Sunday, February 2, 2014

Comparison

                I've had one of “those” mornings.  The baby woke up an hour earlier than normal on my only day of the week to sleep in. Then, while I was eating breakfast (after everyone else was finished), he leaked through his diaper.  As I was giving him a bath, his 20 month old brother was playing in the toilet…twice!  Then, when I got the brother undressed for a bath, he peed on the floor.  This was all by 10 a.m. Yikes!
                As I headed off to the shower mumbling, “Mommy needs a time out,” I wished I was just about anywhere else in the world.  I walked into the bathroom, and the Lord stopped me with a question, “Would you love your other children more if you didn't have Emma?”
                That question hit me like a ton of bricks.  Of the answer to that question is that I love all my children the same.  Sometimes I get frustrated with them because of the terrible choices that they make or because they continue to do the same naughty things over and over, but I would never intentionally favor one of my children over the other ones just because they got into less trouble.  I want to train them all up in the way they should go, but I also want all of them to feel loved and accepted for who they are.
                Recently I saw a quote on Facebook that I wish I would have saved, but it was something like, “Don’t get so caught up in raising a ‘good’ child that you forget that you already have one.” It is so easy to see the negative, but we can’t be parents who fail to see the positive. 
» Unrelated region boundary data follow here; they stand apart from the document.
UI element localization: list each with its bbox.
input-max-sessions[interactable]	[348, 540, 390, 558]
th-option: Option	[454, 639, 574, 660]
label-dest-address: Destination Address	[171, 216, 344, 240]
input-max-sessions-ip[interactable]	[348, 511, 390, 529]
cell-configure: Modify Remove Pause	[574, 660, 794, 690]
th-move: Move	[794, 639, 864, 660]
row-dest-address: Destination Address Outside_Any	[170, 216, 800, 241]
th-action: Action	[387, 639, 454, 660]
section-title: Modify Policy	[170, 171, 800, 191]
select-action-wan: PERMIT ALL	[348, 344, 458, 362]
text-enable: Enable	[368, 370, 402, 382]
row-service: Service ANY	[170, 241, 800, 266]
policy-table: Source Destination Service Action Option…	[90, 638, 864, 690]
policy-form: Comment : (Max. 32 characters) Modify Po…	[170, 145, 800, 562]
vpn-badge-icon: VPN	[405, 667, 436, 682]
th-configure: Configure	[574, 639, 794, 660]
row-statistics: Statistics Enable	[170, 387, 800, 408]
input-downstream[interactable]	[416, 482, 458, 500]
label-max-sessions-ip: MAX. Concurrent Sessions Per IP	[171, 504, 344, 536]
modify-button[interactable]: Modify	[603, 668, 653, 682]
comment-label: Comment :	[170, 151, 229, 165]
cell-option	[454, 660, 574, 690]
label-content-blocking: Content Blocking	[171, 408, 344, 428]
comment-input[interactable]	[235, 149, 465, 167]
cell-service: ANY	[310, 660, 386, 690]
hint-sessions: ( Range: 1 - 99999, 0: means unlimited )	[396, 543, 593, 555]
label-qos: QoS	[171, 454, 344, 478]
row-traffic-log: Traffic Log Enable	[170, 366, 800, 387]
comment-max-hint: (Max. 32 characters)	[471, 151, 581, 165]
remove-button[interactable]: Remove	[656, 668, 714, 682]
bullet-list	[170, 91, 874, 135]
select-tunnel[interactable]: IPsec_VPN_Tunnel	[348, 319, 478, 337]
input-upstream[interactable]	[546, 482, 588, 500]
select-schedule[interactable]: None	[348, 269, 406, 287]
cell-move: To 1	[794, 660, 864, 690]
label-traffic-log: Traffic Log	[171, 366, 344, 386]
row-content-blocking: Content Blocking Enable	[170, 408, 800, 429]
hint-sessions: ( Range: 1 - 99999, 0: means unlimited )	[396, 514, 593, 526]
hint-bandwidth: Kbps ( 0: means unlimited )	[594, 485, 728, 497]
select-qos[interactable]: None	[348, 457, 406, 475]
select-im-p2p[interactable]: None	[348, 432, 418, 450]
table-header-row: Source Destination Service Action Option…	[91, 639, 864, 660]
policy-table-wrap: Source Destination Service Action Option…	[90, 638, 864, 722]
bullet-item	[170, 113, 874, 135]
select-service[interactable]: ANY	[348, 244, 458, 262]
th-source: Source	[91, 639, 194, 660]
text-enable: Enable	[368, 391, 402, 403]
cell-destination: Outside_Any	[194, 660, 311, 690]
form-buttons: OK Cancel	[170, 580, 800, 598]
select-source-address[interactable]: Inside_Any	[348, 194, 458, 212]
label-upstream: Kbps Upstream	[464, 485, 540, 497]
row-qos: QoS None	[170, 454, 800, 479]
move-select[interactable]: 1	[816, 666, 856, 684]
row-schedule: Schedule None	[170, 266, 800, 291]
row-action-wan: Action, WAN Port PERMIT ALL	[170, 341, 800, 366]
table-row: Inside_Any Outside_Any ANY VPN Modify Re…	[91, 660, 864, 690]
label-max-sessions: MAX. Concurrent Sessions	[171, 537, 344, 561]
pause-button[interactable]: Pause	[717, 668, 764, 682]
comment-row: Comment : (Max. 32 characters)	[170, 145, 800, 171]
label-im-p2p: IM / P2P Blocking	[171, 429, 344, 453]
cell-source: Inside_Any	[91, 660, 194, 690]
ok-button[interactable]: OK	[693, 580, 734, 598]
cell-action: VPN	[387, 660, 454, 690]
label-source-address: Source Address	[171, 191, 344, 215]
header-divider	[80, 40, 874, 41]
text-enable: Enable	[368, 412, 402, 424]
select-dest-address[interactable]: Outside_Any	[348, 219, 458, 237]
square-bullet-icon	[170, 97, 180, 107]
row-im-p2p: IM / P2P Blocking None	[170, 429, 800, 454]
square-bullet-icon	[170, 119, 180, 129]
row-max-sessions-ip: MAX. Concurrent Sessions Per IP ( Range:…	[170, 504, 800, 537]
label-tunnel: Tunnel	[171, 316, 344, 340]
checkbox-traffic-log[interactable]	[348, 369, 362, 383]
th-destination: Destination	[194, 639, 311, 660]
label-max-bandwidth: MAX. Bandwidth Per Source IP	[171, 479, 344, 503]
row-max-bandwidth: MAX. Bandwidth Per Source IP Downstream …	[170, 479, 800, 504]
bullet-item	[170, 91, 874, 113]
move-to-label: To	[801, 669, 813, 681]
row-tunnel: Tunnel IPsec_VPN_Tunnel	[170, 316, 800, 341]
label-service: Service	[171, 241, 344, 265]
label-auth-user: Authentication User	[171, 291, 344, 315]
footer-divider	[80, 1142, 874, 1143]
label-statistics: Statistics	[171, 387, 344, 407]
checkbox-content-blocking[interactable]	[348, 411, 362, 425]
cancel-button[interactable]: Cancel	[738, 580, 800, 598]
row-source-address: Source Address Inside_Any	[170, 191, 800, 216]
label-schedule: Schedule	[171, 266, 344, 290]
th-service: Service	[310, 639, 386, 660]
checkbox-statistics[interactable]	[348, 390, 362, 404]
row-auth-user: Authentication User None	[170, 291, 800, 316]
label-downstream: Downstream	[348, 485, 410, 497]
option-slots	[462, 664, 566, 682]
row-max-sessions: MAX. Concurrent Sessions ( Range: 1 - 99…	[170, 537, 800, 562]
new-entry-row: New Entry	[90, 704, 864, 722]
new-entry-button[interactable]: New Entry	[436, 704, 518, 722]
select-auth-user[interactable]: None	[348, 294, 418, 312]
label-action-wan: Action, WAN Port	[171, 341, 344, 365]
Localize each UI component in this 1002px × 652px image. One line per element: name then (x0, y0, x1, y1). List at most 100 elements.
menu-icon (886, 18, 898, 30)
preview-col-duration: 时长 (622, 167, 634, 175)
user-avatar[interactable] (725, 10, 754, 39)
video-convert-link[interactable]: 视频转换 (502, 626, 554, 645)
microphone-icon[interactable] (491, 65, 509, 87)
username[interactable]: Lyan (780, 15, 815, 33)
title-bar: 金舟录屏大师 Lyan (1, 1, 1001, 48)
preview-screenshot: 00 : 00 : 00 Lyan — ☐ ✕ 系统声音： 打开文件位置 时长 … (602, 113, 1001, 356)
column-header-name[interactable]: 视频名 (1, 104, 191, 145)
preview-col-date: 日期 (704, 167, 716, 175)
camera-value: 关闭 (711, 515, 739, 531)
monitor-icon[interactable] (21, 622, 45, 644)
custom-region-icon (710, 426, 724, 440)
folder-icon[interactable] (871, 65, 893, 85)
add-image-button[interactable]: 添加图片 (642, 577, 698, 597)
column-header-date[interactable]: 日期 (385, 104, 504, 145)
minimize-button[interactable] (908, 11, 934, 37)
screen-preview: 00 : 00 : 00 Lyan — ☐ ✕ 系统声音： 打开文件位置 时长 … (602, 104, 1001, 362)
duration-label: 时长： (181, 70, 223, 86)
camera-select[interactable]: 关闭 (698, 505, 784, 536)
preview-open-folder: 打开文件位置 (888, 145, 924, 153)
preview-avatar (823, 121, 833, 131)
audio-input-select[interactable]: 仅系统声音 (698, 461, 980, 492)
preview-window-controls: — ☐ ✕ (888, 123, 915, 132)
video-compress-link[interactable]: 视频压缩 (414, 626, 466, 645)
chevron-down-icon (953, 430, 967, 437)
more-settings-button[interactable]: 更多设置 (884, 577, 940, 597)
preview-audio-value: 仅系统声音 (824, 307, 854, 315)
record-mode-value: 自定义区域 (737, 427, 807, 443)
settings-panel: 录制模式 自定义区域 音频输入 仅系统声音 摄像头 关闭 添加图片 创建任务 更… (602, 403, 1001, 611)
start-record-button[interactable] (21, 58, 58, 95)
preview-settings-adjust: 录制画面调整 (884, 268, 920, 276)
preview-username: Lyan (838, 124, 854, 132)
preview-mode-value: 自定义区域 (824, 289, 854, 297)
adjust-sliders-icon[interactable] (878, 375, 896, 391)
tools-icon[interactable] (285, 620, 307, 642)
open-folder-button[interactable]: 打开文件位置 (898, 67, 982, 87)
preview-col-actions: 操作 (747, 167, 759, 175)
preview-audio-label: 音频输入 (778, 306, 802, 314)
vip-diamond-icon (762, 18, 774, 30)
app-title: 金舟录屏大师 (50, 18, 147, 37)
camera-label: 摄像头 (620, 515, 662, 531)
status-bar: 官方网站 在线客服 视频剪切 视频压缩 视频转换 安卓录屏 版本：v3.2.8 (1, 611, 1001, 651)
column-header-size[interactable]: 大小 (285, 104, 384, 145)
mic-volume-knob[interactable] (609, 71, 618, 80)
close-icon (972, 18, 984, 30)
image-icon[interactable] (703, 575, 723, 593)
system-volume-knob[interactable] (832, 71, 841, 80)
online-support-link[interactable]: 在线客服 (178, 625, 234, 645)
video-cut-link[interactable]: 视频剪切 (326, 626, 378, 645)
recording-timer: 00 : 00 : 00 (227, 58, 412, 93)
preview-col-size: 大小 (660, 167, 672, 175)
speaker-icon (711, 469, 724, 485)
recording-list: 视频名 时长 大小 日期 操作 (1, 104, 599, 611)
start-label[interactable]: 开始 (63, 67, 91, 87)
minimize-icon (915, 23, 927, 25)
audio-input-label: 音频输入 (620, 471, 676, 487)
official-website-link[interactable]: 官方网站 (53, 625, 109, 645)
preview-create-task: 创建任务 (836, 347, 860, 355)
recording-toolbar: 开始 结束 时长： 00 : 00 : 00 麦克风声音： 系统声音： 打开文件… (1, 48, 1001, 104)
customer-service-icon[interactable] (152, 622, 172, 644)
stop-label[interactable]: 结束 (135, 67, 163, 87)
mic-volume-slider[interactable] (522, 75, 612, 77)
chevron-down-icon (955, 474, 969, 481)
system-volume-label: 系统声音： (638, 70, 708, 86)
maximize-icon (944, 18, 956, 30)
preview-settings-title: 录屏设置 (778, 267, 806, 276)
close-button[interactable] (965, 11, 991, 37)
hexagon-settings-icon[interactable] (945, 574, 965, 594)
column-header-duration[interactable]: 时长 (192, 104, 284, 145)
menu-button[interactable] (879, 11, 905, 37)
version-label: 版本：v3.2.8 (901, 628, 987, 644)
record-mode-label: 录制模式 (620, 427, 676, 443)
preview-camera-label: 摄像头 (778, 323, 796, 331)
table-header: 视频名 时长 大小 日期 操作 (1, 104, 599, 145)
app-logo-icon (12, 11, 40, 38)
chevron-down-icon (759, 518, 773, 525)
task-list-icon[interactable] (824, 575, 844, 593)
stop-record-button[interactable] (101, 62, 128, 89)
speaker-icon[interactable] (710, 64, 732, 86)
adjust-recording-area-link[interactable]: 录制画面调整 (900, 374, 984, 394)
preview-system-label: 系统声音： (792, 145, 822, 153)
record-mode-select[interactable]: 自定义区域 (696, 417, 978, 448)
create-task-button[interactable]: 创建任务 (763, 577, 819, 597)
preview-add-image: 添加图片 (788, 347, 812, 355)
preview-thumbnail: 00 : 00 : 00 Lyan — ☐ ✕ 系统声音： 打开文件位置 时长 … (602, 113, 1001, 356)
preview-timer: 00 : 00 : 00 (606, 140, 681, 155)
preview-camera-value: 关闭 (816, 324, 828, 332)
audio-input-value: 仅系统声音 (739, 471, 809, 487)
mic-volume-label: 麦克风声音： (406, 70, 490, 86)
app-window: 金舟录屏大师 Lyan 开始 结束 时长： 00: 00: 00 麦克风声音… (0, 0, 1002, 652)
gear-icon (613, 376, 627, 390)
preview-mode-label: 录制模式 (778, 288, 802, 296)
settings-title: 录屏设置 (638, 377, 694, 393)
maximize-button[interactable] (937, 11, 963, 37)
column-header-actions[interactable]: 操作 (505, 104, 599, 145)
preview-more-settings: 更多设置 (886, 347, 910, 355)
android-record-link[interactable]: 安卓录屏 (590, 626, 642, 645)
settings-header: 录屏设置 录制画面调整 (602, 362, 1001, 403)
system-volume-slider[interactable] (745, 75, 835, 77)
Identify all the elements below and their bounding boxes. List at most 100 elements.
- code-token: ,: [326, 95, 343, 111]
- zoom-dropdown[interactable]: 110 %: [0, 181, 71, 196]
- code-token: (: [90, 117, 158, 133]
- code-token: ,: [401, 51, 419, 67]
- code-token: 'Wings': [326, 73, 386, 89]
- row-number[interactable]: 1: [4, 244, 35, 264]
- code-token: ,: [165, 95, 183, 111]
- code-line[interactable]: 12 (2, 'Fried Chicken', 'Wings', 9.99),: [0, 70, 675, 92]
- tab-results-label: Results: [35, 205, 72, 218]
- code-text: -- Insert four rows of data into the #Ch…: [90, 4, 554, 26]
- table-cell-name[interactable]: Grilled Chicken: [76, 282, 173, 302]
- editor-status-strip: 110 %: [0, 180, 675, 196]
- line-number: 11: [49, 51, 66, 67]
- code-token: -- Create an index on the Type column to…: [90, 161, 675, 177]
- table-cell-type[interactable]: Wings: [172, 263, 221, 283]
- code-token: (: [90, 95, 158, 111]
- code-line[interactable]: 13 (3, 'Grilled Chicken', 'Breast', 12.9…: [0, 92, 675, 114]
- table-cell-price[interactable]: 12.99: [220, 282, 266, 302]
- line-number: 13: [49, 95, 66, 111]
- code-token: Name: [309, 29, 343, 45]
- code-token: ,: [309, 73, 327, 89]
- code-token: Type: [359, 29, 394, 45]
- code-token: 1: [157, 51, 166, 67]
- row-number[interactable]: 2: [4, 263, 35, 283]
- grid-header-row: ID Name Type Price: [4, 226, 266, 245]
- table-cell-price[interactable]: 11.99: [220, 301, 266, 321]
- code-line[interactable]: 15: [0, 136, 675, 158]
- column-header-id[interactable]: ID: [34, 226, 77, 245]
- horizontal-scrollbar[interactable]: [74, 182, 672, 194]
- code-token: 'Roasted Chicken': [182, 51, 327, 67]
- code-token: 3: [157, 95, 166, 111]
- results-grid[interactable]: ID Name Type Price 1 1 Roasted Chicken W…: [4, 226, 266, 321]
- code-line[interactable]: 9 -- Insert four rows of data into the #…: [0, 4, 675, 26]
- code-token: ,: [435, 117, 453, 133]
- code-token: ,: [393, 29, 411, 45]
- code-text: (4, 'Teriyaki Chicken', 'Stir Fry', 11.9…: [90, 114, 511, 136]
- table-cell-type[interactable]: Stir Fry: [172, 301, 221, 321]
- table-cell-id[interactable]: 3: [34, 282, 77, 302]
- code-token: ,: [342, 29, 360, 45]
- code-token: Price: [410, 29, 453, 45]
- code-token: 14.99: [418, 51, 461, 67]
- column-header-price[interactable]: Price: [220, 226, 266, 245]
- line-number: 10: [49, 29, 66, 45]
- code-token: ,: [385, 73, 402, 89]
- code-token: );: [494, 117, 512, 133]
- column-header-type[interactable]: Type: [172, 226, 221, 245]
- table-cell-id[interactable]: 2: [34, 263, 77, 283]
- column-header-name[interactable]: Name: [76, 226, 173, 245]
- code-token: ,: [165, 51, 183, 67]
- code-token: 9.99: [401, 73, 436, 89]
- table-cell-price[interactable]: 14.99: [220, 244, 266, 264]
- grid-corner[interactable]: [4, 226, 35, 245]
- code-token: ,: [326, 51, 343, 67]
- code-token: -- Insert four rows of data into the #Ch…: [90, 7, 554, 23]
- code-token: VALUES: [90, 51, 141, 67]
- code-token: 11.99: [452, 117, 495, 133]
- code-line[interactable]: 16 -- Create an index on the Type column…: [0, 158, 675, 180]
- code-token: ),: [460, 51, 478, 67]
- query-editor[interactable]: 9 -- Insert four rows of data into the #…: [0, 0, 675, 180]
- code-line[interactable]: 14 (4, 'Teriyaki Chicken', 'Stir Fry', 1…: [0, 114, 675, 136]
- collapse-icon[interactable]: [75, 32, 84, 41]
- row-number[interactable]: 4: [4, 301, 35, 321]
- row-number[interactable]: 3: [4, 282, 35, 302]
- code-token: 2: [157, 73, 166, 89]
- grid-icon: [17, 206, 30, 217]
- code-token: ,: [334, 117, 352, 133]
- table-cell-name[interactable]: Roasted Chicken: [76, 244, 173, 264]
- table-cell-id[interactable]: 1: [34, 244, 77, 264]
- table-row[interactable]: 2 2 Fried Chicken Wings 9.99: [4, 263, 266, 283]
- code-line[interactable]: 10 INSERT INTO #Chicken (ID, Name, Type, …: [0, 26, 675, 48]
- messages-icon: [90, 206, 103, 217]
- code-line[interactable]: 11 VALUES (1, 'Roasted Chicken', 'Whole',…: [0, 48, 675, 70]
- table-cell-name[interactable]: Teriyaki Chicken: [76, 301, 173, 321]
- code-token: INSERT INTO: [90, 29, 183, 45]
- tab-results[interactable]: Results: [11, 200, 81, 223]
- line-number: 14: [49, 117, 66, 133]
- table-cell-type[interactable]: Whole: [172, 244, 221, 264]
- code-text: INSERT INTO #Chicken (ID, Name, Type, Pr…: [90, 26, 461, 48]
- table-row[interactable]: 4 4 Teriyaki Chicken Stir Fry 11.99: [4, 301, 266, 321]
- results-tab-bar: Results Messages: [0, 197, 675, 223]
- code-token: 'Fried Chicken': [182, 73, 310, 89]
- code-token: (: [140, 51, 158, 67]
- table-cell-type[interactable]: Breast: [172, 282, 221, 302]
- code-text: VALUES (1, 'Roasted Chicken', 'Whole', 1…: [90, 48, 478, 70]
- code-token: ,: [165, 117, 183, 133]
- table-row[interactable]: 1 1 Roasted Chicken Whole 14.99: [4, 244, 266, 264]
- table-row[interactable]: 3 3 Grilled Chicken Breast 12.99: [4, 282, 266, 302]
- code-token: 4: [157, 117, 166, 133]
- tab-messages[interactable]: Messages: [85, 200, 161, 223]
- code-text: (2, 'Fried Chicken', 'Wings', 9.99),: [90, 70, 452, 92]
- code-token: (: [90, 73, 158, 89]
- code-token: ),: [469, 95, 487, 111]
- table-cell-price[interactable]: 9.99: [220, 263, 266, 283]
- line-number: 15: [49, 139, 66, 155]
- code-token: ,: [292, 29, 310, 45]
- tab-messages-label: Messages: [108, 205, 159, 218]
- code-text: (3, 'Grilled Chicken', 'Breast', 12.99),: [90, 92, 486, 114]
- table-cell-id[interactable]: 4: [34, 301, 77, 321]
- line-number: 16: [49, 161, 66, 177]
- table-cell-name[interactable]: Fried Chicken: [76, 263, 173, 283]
                As I stood in the shower pondering these things, I felt like the Holy Spirit began to minister to me that this is the heart of the Father toward His children as well.  It is easy for us to compare ourselves to other people in the faith. “That person has kids who are always well behaved” or “she prays an hour by herself every day and I can barely get out a ‘Lord help me!’ every morning” or “that family has more kids than we do and they NEVER miss church.”  That is a trap and a lie of the enemy.  If we, as earthly parents, know that we would never love one of our children less because their behavior wasn't as good as the other ones, then why would we ever expect God to love us less because there are others out there that we feel are more “spiritual” or more put together than we are?
                Sometimes we are harder on ourselves than God would ever be on us.  I know I have the tendency to regard my flaws more than the positive things about me.  I ask the Lord for forgiveness, but then I go on beating myself up about it.  Isaiah 43:18-19 says, “Do not remember the former things, Nor consider the things of old.  Behold, I will do a new thing, Now it shall spring forth; Shall you not know it?”  God is constantly trying to bring us to new levels, but if we are caught up in remembering our past failures, we won’t even recognize it.  If we are to forgive our neighbor “seventy times seven” for the same offense, shouldn't we forgive ourselves as well?  If we were to “love our neighbor as ourselves,” how loving would that actually be?
If you struggle in this area, as I do, consider asking the Lord to help you learn to see yourself as He sees you: loved, accepted, and righteous.  Ask Him to help you forget the former things and to see the new things He is birthing in you.  After all, His heart toward you is the heart of a parent, and His “thoughts toward you are of peace and not of evil, to give you a future and a hope” (Jeremiah 29:11).